The CBA specifies that residents of public housing will be given priority in "all aspects of this agreement." The developer is supposed to sponsor annual job fairs serving six public housing projects in the area. The developer is also supposed to work with a CBA signatory in developing four schools.
During his presentation, Beach walked through the challenge facing a CBA signatory seeking to enforce one of the obligations.

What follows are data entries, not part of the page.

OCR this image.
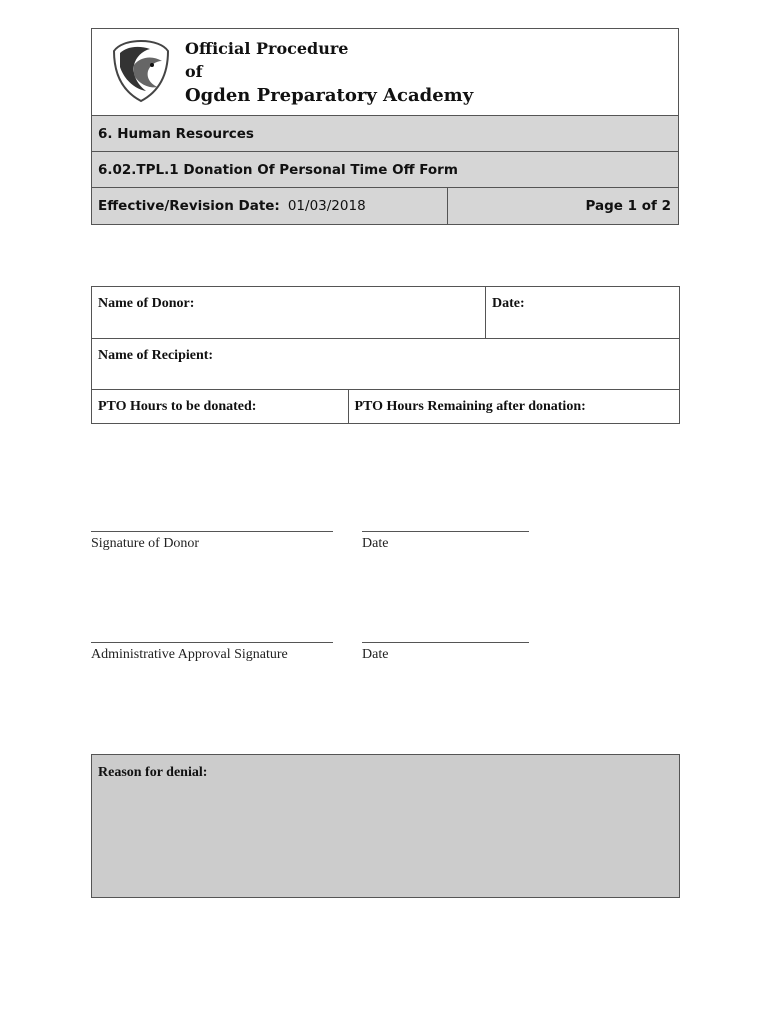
Official Procedure
of
Ogden Preparatory Academy
6. Human Resources
6.02.TPL.1 Donation Of Personal Time Off Form
Effective/Revision Date: 01/03/2018	Page 1 of 2
Name of Donor:	Date:
Name of Recipient:

PTO Hours to be donated:	PTO Hours Remaining after donation:
Signature of Donor	Date
Administrative Approval Signature	Date
Reason for denial:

After obtaining a report from the Independent Compliance Monitor--who, I might add, has never been publicly announced--that goes to the CBA Executive Committee for review. (Nor have other reports been publicly issued.)
“Only after that entire process runs its course am I permitted to go to binding arbitration or pursue judicial review,” commented Beach, who called the right “fairly encumbered.”
Who’s the community?
Another panelist Friday, professor Patricia Salkin, who directs the Government Law Center at Albany Law School, defined a CBA as “a private contract between a coalition and a developer, where government is not involved” and the “product of substantial community involvement.”
“The key is developing a legitimate coalition of community groups/interests who can ‘speak for the community as a whole,” she said, citing labor, environmental, neighborhood, religious, and advocacy groups. (For an overview of CBAs, see Amy Lavine’s Community Benefits Agreements blog.)
While CBAs can seem to be a win-win--offering benefits not achievable via government, and helping developers by removing obstacles--broad-based support is essential, Salkin said, and can be hard to achieve in the case of controversial project.
The absence of broad-based support has been a common criticism of the AY CBA, including Columbia University urban planning professor Lance Freeman, who noted that “there is no mechanism to insure that the “community” in a CBA is representative of the community.
Growth of CBAs
Salkin attributed the growing interest in CBAs to several factors, including increased urban redevelopment (at least until the recent recession); shrinking federal aid to cities and tight municipal budgets; increased interest in smart growth and environmental justice; and increased public concern about developer accountability and the use of public subsidies.
Community groups, she noted, may be able to negotiate for more than what a government entity can achieve. A typical CBA can include social justice issues (living wage, first source hiring, job training, afforable housing, minority hiring, responsible contracting); environmental provisions (site remediation, mitigation of impacts, green building practices, smart growth provisions, public health support); and monitoring and enforcement (advisory committee, compliance monitor, public oversight, reporting requirements, injunctive relief).
In a previous paper on CBAs, Salkin contrasted the AY CBA with agreements reached in California, noting that it “is not incorporated into a development agreement with the city, making enforcement possibly more difficult.”
Still, she said it was her opinion that government should not a party to a CBA, noting that it could distort the planning process.
Beach noted that other CBAs in New York have “featured a prominent and some might say overwhelming role of government,” which can distort the process.
Failure to disclose
Later, with the examples of Brooklyn Endeavor Experience and Public Housing Communities in mind, I asked Beach if it was appropriate for CBA signatories to accept funding from the developer and, if they do, if they should disclose it.
“I’m generally not in favor of signatories accepting money,” Beach said, saying it “undercuts the integrity of the deal.” However, if they do get money from the developer, yes, they should disclose it, he said.
Similarly, John Goldstein, National Program Director of The Partnership for Working Families, has said, “As a matter of principle, groups in our network don’t take money from developers. We want to avoid any appearance of a conflict of interest.”